Appeal by the People, as limited by their brief, from so much of an order of the Supreme Court, Queens County (Rotker, J.), dated November 21, 1985, as granted that branch of the defendant’s omnibus motion which was to dismiss the second count of the indictment which charged the defendant with criminal possession of a weapon in the third degree.
Ordered that the order is reversed, insofar as appealed from, the aforementioned branch of the motion is denied, the second count of the indictment is reinstated, and the matter is remitted to Criminal Term for further proceedings.
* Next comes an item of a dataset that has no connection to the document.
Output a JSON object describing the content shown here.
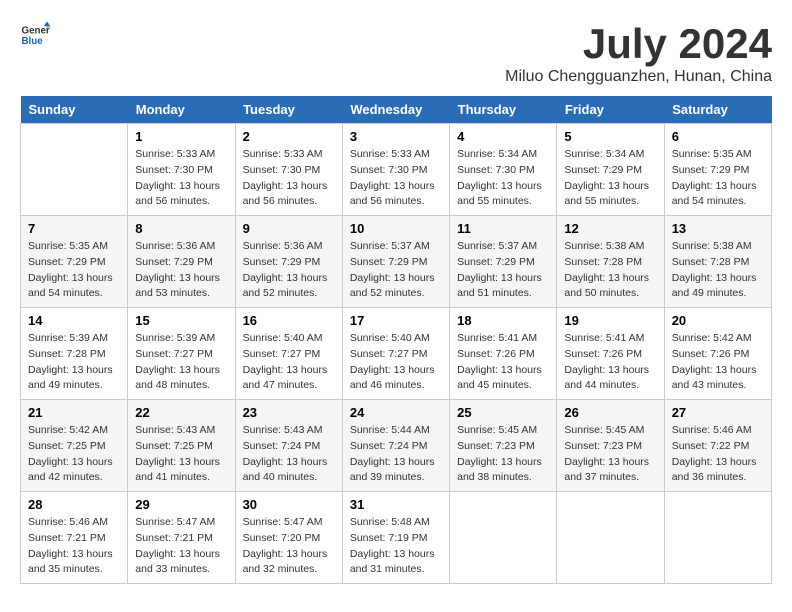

Criminal Term erred in concluding that the People could not rely upon the statutory presumption that the defendant possessed a weapon in this case. Penal Law § 265.15 (3), inter alia, provides that the “presence in an automobile * * * of any firearm * * * is presumptive evidence of its possession by all persons occupying such automobile at the time such weapon * * * is found”. While it is true that the defendant, having fled the scene, was not actually in the automobile at the time the gun was found, the gun was observed by the police immediately after the defendant’s flight, during the course of their struggle with his codefendant, and “before any person who had not been an occupant of the car could have placed it there” (see, People v Hunter, 82 AD2d 893, 894, affd 55 NY2d 930; People v Anthony, 21 AD2d 666, cert denied 379 US 983; cf., People v Astor, 98 Misc 2d 1084; People v Crenshaw, 202 Misc 179).
*610The alternate ground raised by the defendant for affirming Criminal Term’s dismissal of the indictment, to wit, the purported deficiency of the instructions on the role of a presumption, may not be considered on this appeal by the People (CPL 470.15 [1]; People v Goodfriend, 64 NY2d 695). Thompson, J. P., Bracken, Brown and Eiber, JJ., concur.